L'arbitrage financier se joue ensuite sur le barème : pour « rénovation d'ampleur appartement à Miéry », un ménage très modeste mobilise jusqu'à 32 000 €, un ménage modeste 24 000 €, un ménage intermédiaire 18 000 € et un ménage aux revenus supérieurs 4 000 € sur l'assiette de 40 000 € HT. À deux classes gagnées, l'assiette redescend à 30 000 € HT et les montants suivent dans la même proportion.
La part de logements collectifs mesure directement le volume de dossiers limités aux parties privatives, et les données de Miéry le montrent nettement.
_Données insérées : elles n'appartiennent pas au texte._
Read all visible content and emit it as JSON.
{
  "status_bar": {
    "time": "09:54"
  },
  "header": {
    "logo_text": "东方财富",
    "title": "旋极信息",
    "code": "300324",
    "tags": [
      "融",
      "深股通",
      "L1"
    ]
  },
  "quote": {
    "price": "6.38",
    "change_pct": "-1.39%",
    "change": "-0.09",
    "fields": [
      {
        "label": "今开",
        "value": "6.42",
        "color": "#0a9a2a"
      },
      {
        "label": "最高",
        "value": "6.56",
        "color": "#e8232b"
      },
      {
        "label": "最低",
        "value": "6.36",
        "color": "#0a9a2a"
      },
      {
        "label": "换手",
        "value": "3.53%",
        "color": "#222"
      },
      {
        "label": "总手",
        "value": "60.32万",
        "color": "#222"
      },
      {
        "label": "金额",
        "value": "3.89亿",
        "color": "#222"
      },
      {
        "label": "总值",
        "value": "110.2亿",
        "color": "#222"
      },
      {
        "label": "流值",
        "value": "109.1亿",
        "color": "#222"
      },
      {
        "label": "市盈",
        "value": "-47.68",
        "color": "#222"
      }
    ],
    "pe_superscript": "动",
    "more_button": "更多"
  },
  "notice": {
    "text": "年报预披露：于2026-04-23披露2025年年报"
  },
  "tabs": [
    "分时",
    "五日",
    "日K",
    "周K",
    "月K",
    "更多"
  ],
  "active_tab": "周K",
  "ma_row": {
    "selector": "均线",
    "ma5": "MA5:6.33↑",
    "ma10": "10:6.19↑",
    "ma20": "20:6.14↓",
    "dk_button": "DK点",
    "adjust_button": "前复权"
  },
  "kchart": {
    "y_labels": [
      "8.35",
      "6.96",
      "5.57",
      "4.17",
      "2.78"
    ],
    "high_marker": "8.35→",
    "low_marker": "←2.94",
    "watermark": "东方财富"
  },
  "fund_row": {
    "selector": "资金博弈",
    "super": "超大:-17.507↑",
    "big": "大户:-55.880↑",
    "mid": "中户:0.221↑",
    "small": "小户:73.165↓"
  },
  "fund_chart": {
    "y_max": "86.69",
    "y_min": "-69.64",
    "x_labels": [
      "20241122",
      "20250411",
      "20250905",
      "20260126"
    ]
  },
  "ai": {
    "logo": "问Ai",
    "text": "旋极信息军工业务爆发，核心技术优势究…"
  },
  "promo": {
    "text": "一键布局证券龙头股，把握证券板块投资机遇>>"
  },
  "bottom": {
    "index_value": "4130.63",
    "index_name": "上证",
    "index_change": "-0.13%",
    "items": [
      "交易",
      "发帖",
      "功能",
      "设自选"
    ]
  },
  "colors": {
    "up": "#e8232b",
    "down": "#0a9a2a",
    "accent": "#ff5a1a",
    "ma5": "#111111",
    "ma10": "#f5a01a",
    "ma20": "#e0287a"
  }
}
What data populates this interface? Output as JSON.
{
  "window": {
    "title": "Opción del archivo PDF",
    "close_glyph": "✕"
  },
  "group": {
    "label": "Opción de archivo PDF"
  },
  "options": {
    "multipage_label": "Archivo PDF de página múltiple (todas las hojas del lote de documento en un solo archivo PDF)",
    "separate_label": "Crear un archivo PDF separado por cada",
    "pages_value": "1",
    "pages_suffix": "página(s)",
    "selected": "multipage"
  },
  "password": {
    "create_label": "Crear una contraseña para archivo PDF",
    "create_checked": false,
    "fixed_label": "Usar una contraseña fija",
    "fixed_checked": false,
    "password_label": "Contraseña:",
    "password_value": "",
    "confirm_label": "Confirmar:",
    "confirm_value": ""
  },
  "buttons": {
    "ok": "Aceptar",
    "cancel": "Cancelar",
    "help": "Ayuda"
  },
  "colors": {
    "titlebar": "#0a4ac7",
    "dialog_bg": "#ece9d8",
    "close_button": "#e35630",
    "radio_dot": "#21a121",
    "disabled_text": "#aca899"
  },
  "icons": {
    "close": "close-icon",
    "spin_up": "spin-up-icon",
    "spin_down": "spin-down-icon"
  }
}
On relève 8 diagnostics publiés par l'ADEME, 100 % de maisons individuelles, un rattachement intercommunal à CC Arbois, Poligny, Salins, Coeur du Jura, en zone climatique H1c. Ces valeurs ne décident d'aucun projet à elles seules, mais elles fixent l'ordre de grandeur dans lequel un chiffrage à Miéry est crédible.
Sur la durée de vie de l'ouvrage, la rénovation des parties privatives d'un appartement à Miéry suppose la frontière contractuelle entre privatif et parties communes maintenu dans le temps. Rapporté à vingt ans d'usage, le poste chiffré à 20 800 € revient à 1 040 € par an avant aides, montant à mettre en regard de l'économie de facture et non du seul prix d'achat.
Le parc local commande la faisabilité : sur 68 résidences principales, on estime 68 maisons individuelles (100 %) à Miéry. L'accord de la copropriété dès qu'une façade ou une gaine est touchée y devient l'arbitrage dominant, bien avant le choix de matériau, pour la rénovation des parties privatives d'un appartement.
Qui décide, et donc qui finance : 80 % de propriétaires occupants à Miéry, soit environ 54 logements. Pour la rénovation des parties privatives d'un appartement, cela signifie autant de dossiers décidables sans mandat de gestion, le solde relevant du parc locatif et donc d'un montage bailleur distinct.
Quatre barèmes, quatre plans de financement à Miéry : 32 000 € (bleu), 24 000 € (jaune), 18 000 € (violet) et 4 000 € (rose) sur 40 000 € HT. Le chiffrage de la rénovation des parties privatives d'un appartement ne prend son sens qu'une fois cette catégorie déterminée.
Le gain se calcule, il ne s'annonce pas : la rénovation des parties privatives d'un appartement traite 25 à 45 % du besoin. Appliqué au cas de référence à Miéry, en zone H1c, cela ramène 6 545 à 11 782 kWh par an, valorisés 703 € à 1 265 € au tarif conventionnel 2026.
À l'échelle intercommunale, à Miéry relève de CC Arbois, Poligny, Salins, Coeur du Jura. Les permanences France Rénov' de ce périmètre instruisent les demandes portant sur la rénovation des parties privatives d'un appartement et recensent les aides locales cumulables, qui viennent en déduction du reste à charge calculé plus haut.
La logistique dépend de la densité : 133 habitants pour 68 résidences principales à Miéry. Cette densité conditionne l'emprise de stationnement, l'autorisation de voirie et le stockage des matériaux nécessaires à la rénovation des parties privatives d'un appartement, trois postes que les devis les moins précis oublient de chiffrer.